KUALA LUMPUR, Malaysia (AP) — A Malaysian church was attacked with firebombs early Monday, police said, escalating tensions in a long-running dispute over the use of the word "Allah" by non-Muslims.

Penang state police chief Abdul Rahim Hanafi said two men on a motorcycle threw Molotov cocktails into the compound of The Assumption Church. No one was injured.

The attack came after unknown people hung a provocative banner outside five Penang churches, including The Assumption, on Sunday. The banner read in English: "Allah is great, Jesus is the son of Allah."

The churches said they had nothing to do with the banner and that it was put up to create animosity between Muslims and Christians in the majority-Muslim Southeast Asian nation. They complained to police.

The wording of the banner was likely to be highly provocative to Muslims.
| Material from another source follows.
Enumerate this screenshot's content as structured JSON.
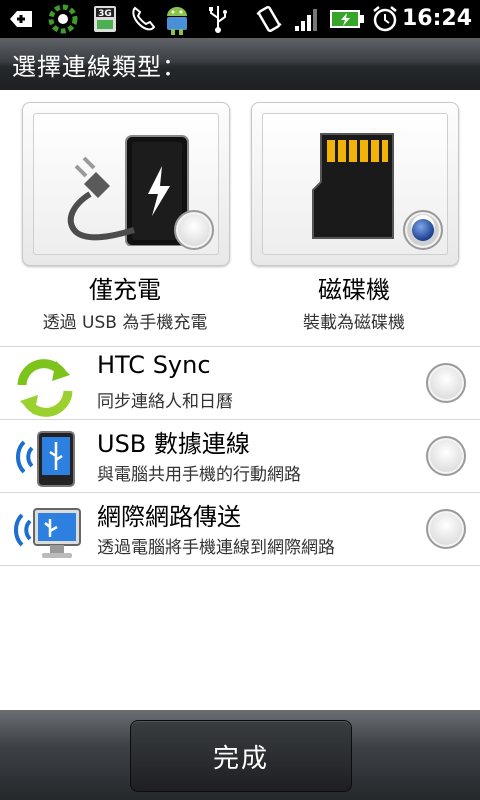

Hardliners and the government object to the use of "Allah" by Christians, saying that it could confuse Muslims and lead them to convert. Muslims don't believe Allah had a son.

Allah is the Arabic word for God and commonly used in the Malay language to refer to God. The government says Allah should be exclusively reserved for Muslims. Critics say it is pandering to Muslim, Malay supporters by raising the issue, which has rumbled on for several years but flared anew recently.

Christians in Malaysia said the restriction violates their religious rights.

The incident in Penang has sparked worries of more widespread religious violence such as in 2010, when more than a dozen churches and other places of worship came under arson attacks and vandalism because of the tussle over the use of Allah.

John David, a supervisor with the Penang Catholic Church city parish, said the banner mysteriously appeared outside four Catholic and one Lutheran church on Sunday morning. He said he believed it was the work of individuals out to create religious animosity.

"We are worried. We have been living in harmony all this while," he said.

Penang Chief Minister Lim Guan Eng condemned the act, saying it was the work of "religious extremists and racial bigots" who want to sow discord in the opposition-ruled state. Police said they will increase patrols at churches.

The row deepened after a court last October ruled in favor of the government. Earlier this month, Islamic authorities seized more than 300 Malay-language Bibles from the office of a Christian group because they used the word Allah. Bibles in the Iban language, which is used by an indigenous group on Borneo island, were also seized for using the word Allah.

About 60 percent of Malaysia's 29 million people are Malay Muslims, while Christians make up about 9 percent of the population.